Cette instrumentalisation du mariage forcé existe ailleurs. Ainsi, le Danemark a adopté, dès 2003, une nouvelle « règle de présomption » à l’intention des agents d’immigration afin de les guider dans leur évaluation des dossiers. Comme l’explique Mikkel Rytter [8], cette règle implique que les autorités vont systématiquement considérer un mariage entre des parents proches (par exemple, des cousins) comme étant un mariage forcé, donc irrecevable.
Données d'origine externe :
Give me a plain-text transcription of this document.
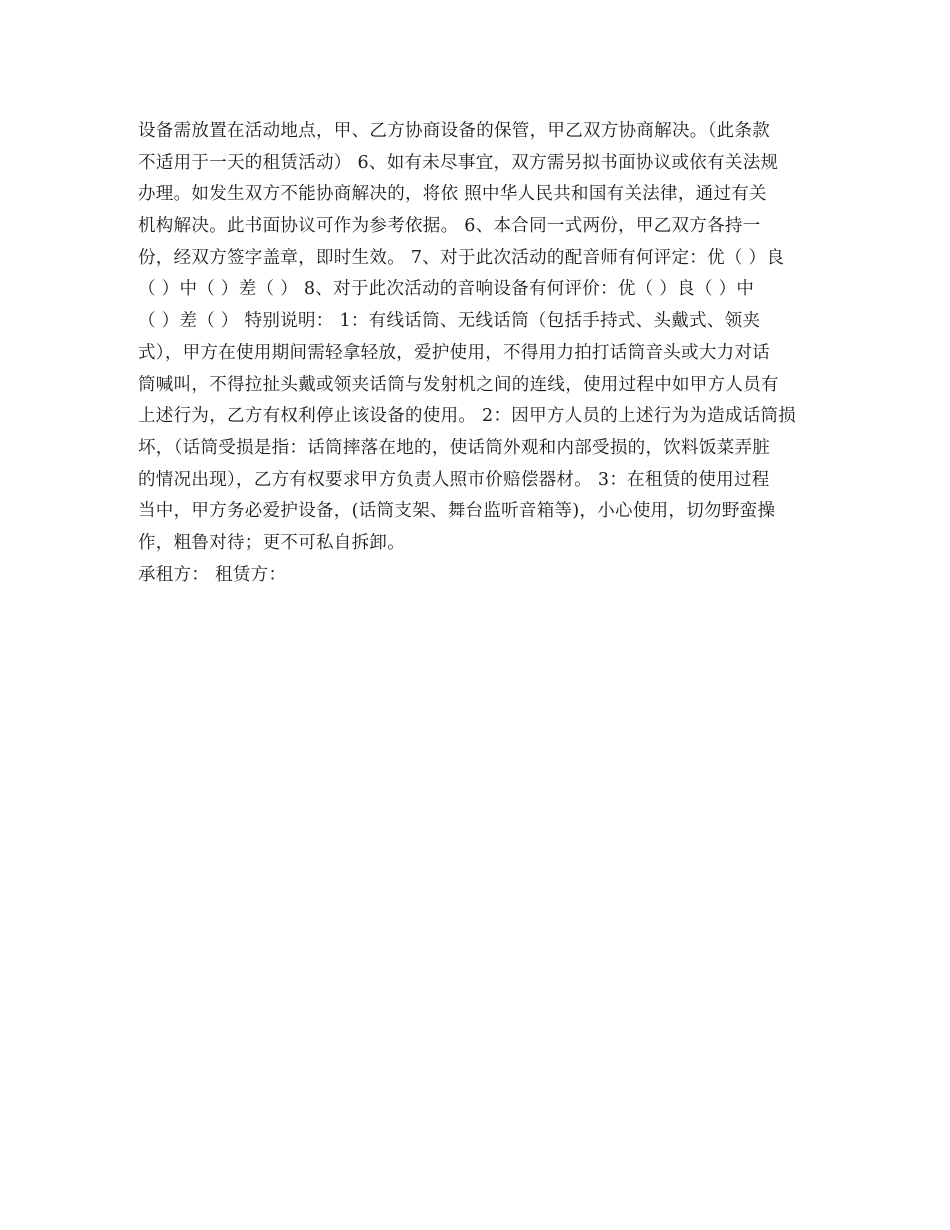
设备需放置在活动地点，甲、乙方协商设备的保管，甲乙双方协商解决。（此条款
不适用于一天的租赁活动） 6、如有未尽事宜，双方需另拟书面协议或依有关法规
办理。如发生双方不能协商解决的，将依 照中华人民共和国有关法律，通过有关
机构解决。此书面协议可作为参考依据。 6、本合同一式两份，甲乙双方各持一
份，经双方签字盖章，即时生效。 7、对于此次活动的配音师有何评定：优（ ）良
（ ）中（ ）差（ ） 8、对于此次活动的音响设备有何评价：优（ ）良（ ）中
（ ）差（ ） 特别说明： 1：有线话筒、无线话筒（包括手持式、头戴式、领夹
式），甲方在使用期间需轻拿轻放，爱护使用，不得用力拍打话筒音头或大力对话
筒喊叫，不得拉扯头戴或领夹话筒与发射机之间的连线，使用过程中如甲方人员有
上述行为，乙方有权利停止该设备的使用。 2：因甲方人员的上述行为为造成话筒损
坏，（话筒受损是指：话筒摔落在地的，使话筒外观和内部受损的，饮料饭菜弄脏
的情况出现），乙方有权要求甲方负责人照市价赔偿器材。 3：在租赁的使用过程
当中，甲方务必爱护设备，(话筒支架、舞台监听音箱等)，小心使用，切勿野蛮操
作，粗鲁对待；更不可私自拆卸。
承租方： 租赁方：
En ce sens, l’objectif avoué de cette règle est d’entraver les pratiques de mariages transnationaux endogames, pratique que l’on trouve dans les groupes d’immigrants provenant de Turquie et du Moyen-Orient. Ainsi, de même que l’Allemagne justifiait ses nouvelles dispositions concernant les tests linguistiques par la nécessité de protéger les migrant·e·s potentiellement victimes de mariages forcés, le Danemark a motivé l’augmentation à vingt-quatre ans de l’âge minimum requis pour épouser une ou un citoyen danois en invoquant le besoin de protéger des migrant·e·s jeunes et vulnérables de la pression familiale [9].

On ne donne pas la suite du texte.